Visitar el Castillo Gala Dalí de Púbol
El amor consiste a veces en construir castillos en España, pero cuando te llamas Salvador Dalí, aquello se convierte en una realidad muy tangible. No convertirlo en una obra maestra habría sido casi imposible. Como una auténtica oda a Gala, su esposa y musa, el Castillo Gala Dalí de Púbol, conocido habitualmente como la Casa-Museo Castillo Gala Dalí, desprende una ternura infinita. Abierto al público desde 1996, esta joya de La Pera, cerca de Gerona, ofrece la rara oportunidad de adentrarse en la intimidad del genio y su compañera, unidos por el arte y la pasión.
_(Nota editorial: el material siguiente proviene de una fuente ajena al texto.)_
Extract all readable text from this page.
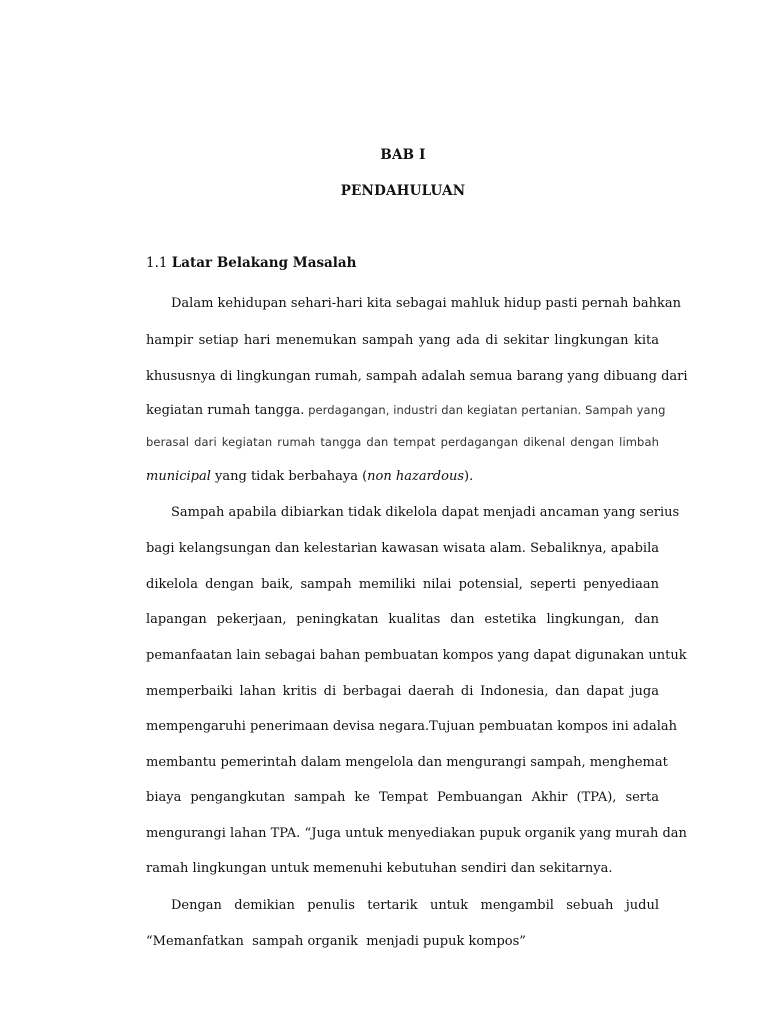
BAB I
PENDAHULUAN
1.1 Latar Belakang Masalah
Dalam kehidupan sehari-hari kita sebagai mahluk hidup pasti pernah bahkan
hampir setiap hari menemukan sampah yang ada di sekitar lingkungan kita
khususnya di lingkungan rumah, sampah adalah semua barang yang dibuang dari
kegiatan rumah tangga. perdagangan, industri dan kegiatan pertanian. Sampah yang
berasal dari kegiatan rumah tangga dan tempat perdagangan dikenal dengan limbah
municipal yang tidak berbahaya (non hazardous).
Sampah apabila dibiarkan tidak dikelola dapat menjadi ancaman yang serius
bagi kelangsungan dan kelestarian kawasan wisata alam. Sebaliknya, apabila
dikelola dengan baik, sampah memiliki nilai potensial, seperti penyediaan
lapangan pekerjaan, peningkatan kualitas dan estetika lingkungan, dan
pemanfaatan lain sebagai bahan pembuatan kompos yang dapat digunakan untuk
memperbaiki lahan kritis di berbagai daerah di Indonesia, dan dapat juga
mempengaruhi penerimaan devisa negara.Tujuan pembuatan kompos ini adalah
membantu pemerintah dalam mengelola dan mengurangi sampah, menghemat
biaya pengangkutan sampah ke Tempat Pembuangan Akhir (TPA), serta
mengurangi lahan TPA. “Juga untuk menyediakan pupuk organik yang murah dan
ramah lingkungan untuk memenuhi kebutuhan sendiri dan sekitarnya.
Dengan demikian penulis tertarik untuk mengambil sebuah judul
“Memanfatkan  sampah organik  menjadi pupuk kompos”
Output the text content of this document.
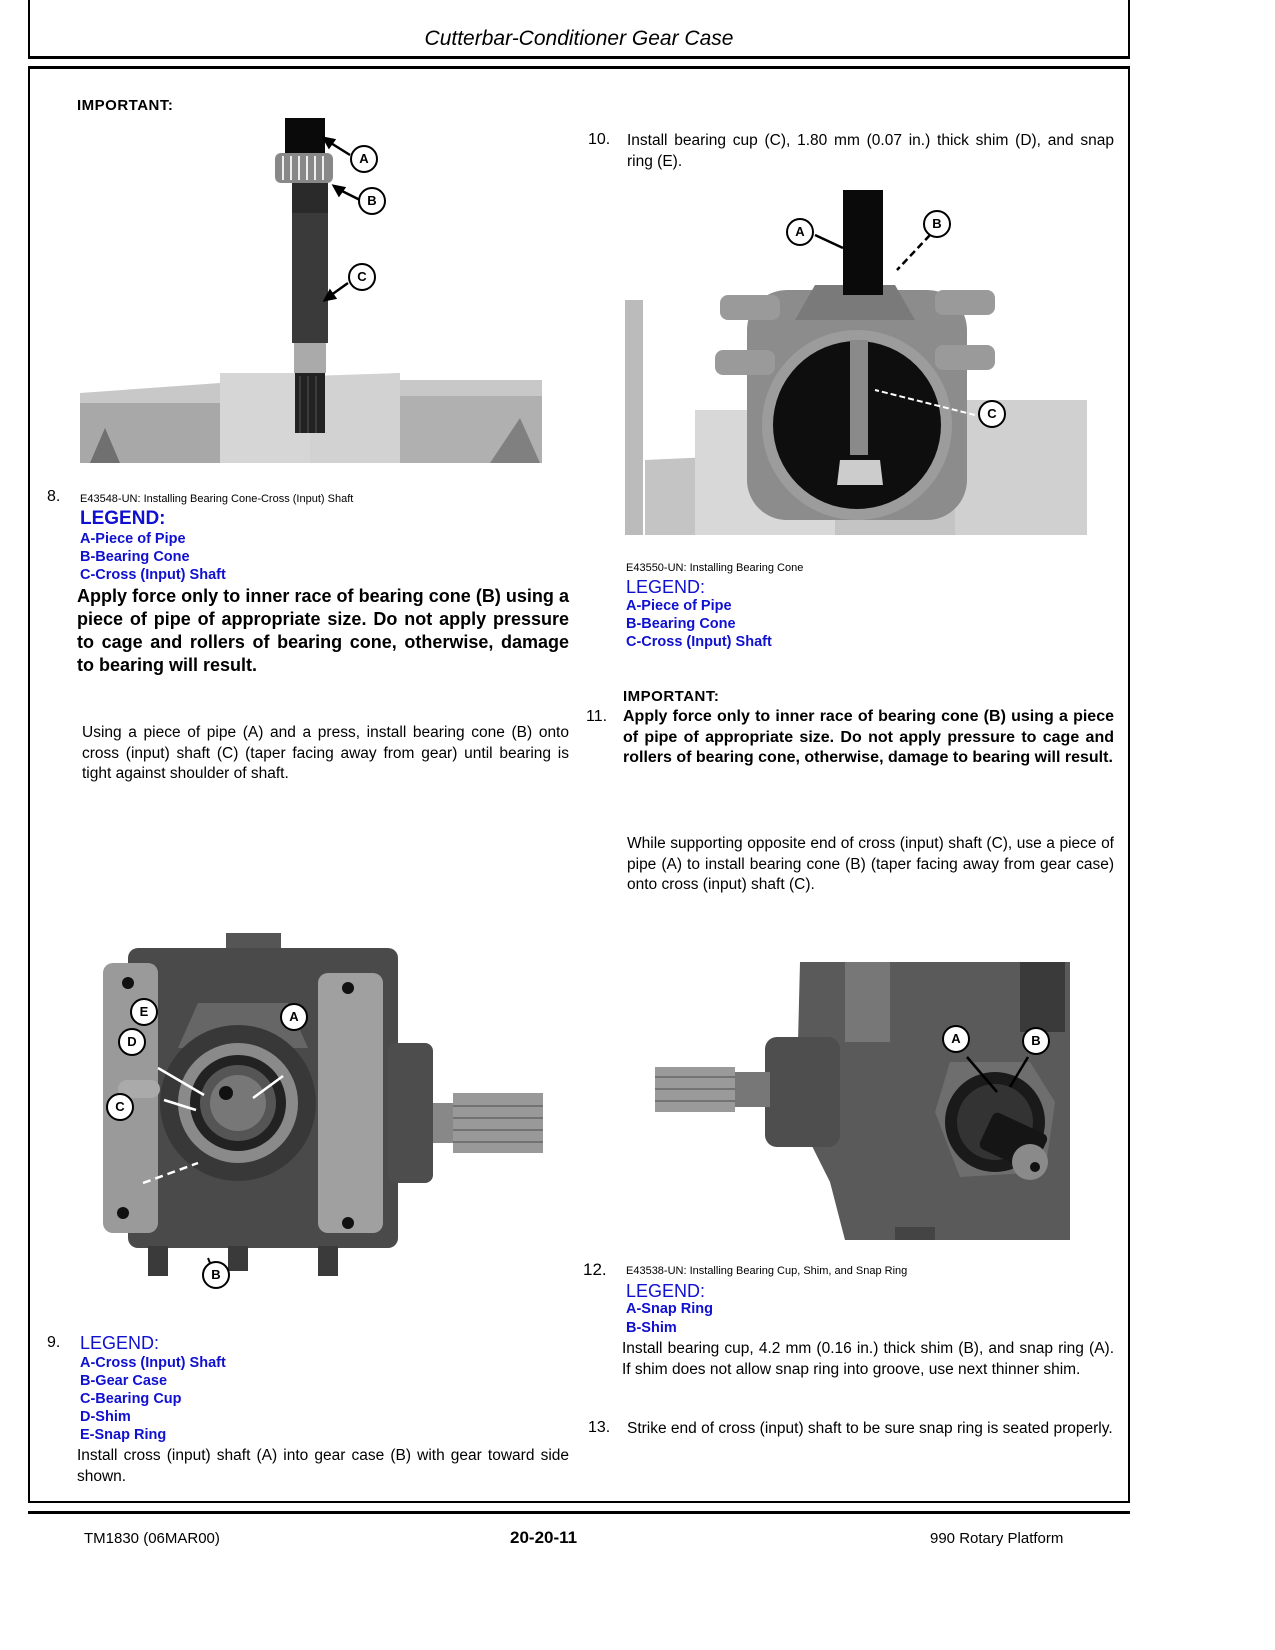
Cutterbar-Conditioner Gear Case
IMPORTANT:
A
B
C
8. E43548-UN: Installing Bearing Cone-Cross (Input) Shaft
LEGEND:
A-Piece of Pipe
B-Bearing Cone
C-Cross (Input) Shaft
Apply force only to inner race of bearing cone (B) using a piece of pipe of appropriate size. Do not apply pressure to cage and rollers of bearing cone, otherwise, damage to bearing will result.
Using a piece of pipe (A) and a press, install bearing cone (B) onto cross (input) shaft (C) (taper facing away from gear) until bearing is tight against shoulder of shaft.
E
D
A
C
B
9. LEGEND:
A-Cross (Input) Shaft
B-Gear Case
C-Bearing Cup
D-Shim
E-Snap Ring
Install cross (input) shaft (A) into gear case (B) with gear toward side shown.
10. Install bearing cup (C), 1.80 mm (0.07 in.) thick shim (D), and snap ring (E).
A
B
C
E43550-UN: Installing Bearing Cone
LEGEND:
A-Piece of Pipe
B-Bearing Cone
C-Cross (Input) Shaft
IMPORTANT:
11. Apply force only to inner race of bearing cone (B) using a piece of pipe of appropriate size. Do not apply pressure to cage and rollers of bearing cone, otherwise, damage to bearing will result.
While supporting opposite end of cross (input) shaft (C), use a piece of pipe (A) to install bearing cone (B) (taper facing away from gear case) onto cross (input) shaft (C).
A	B
12. E43538-UN: Installing Bearing Cup, Shim, and Snap Ring
LEGEND:
A-Snap Ring
B-Shim
Install bearing cup, 4.2 mm (0.16 in.) thick shim (B), and snap ring (A). If shim does not allow snap ring into groove, use next thinner shim.
13. Strike end of cross (input) shaft to be sure snap ring is seated properly.
TM1830 (06MAR00)	20-20-11	990 Rotary Platform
Un santuario romántico y misterioso
Al inicio de su relación, Dalí le prometió a Gala que le regalaría un palacio. Con sus tres plantas, su torre gótica del siglo XI y una estructura del siglo XIV, el Castillo Gala Dalí de Púbol estaba tan abandonado como deteriorado. No le hizo falta nada más a este visionario para encontrar su base. De las ruinas, creó un verdadero templo para su musa. A partir de 1970, comenzó la restauración del lugar. El jardín semi-salvaje recuperó la vida, mientras que una piscina con una fuente decorada con bustos de Wagner, pinturas en trampantojo y estatuas de elefantes encontraron su sitio para que la magia de Dalí hiciera el resto. El deterioro de las estancias fue aprovechado para crear nichos y espacios que solo su mirada artística podía concebir. Las cocinas se transformaron en un baño, y se consolidó un refugio a la vez romántico y barroco con la Sala de los Escudos y su rosetón, el Salón del Piano, chimeneas diseñadas por él, sillones majestuosos y camas reales. El resultado rebosa gracia y un aura de misterio. Dalí no podía entrar sin el consentimiento escrito de Gala, quien murió allí en 1982 y está enterrada en el lugar. El artista vivió allí solo, creando sus últimas obras en su taller. Sus efectos personales, como los vestidos de Gala, añaden un encanto muy especial a esta visita conmovedora y apasionante.
Horarios
*Información sujeta a cambios
Este castillo conserva prácticamente tal cual el lugar donde Dalí vivió con su esposa Gala. Si te interesa este artista de obra delirante y vida intensa, apreciarás poder observar el entorno en el que pasó una parte de su vida. El jardín es muy bonito y las estancias interiores son originales y bastante inmersivas.